‘Good Humor Radio Hour’ Gets Spooky

By Abigail Cloutier

“Good Humor Radio Hour” pulled out all the stops for its 2019 Halloween special-edition radio performance, featuring over a dozen voice actors using vintage-style radio equipment. 

The show was performed in front of a live studio audience, with students from various academic departments at Youngstown State University being the main voices of the show. 

“Good Humor Radio Hour” is directed by Randall Brammer, adjunct theatre faculty at YSU, and he said although the cast may be smaller, the show still has a unique quality.

“It’s a smaller cast [than in past years] but has big production value,” Brammer said. 

“The Ghost Who Came to Dinner,” “The Dark” and “Ghost Hunt,” the three featured stories in the show, were once broadcast on popular radio dramas. 

“Ghost Hunt” was featured on Suspense, a CBS Radio show, that began in 1940 and aired for over 20 years.

Good Humor Radio Hour performed its Halloween-themed radio show in front of a live audience Oct. 29 and 30. Photo by Shawn Williams/The Jambar

The concept for “Good Humor Radio Hour” was created by Fred Owens, a communications professor, along with Brammer.

Gary Rhamy, owner of Peppermint Productions, was the master of ceremonies, and the performances were recorded for broadcast on WYSU, YSU’s public radio station.

The last story of the night was a sound effect drama with different voice actors pulled from the stories, along with a pianist and foley artists. 

Brammer said he enjoys how directing a radio drama allows him to focus on different creative aspects of directing.

“There’s a lot of aspects that are removed that give me the time and energy to focus on the things that I really like,” Brammer said. “So I’m not worried about costumes or lighting, so that gives me time and energy to really listen to the acting, the music, the sound effects.”

According to Brammer, there’s a slightly different directing style that often involves less control.

“I look at us as a band,” Brammer said. “There are certain moments where there are certain things I want, but I trust [the cast and musicians]. You figure out how to communicate, and once you figure out the best language, it makes things easier.”

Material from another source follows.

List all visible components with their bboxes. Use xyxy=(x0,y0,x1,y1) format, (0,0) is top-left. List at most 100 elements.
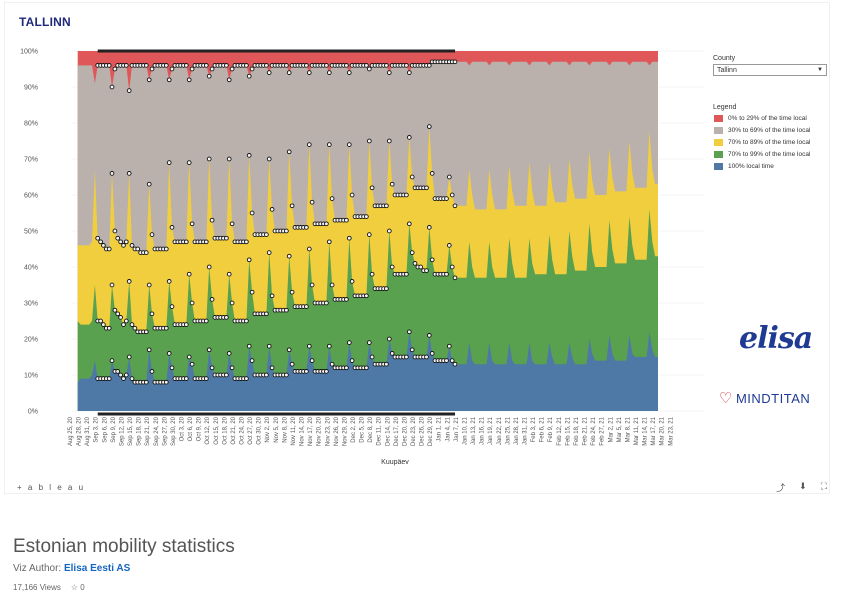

Jay Lilley, sophomore telecommunication studies major, said he became interested in the production aspect and wanted the show to be visually interesting as well as entertaining for radio.

“As an actor, you want to perform for the [live] audience, as well as the radio audience,” Lilley said. “They’ll see our reactions to things, so it’s a little of a live performance and a radio performance.”

Katie Gennaro, junior telecommunication studies major, said she participated in theater during her high school years, and “Good Humor” lets her continue a time-consuming hobby.

Good Humor Radio Hour performed its Halloween-themed radio show in front of a live audience Oct. 29 and 30. Photo by Shawn Williams/The Jambar

“If you’re someone who enjoys theater and voice acting, but you don’t have the time or commitment for it, you can definitely audition,” Gennaro said. “It’s a lot of fun.”

Other opportunities are available for students participating in the “Good Humor Radio Hour,” such as advertising, sound effects and music.

There will be an additional radio show in the spring semester.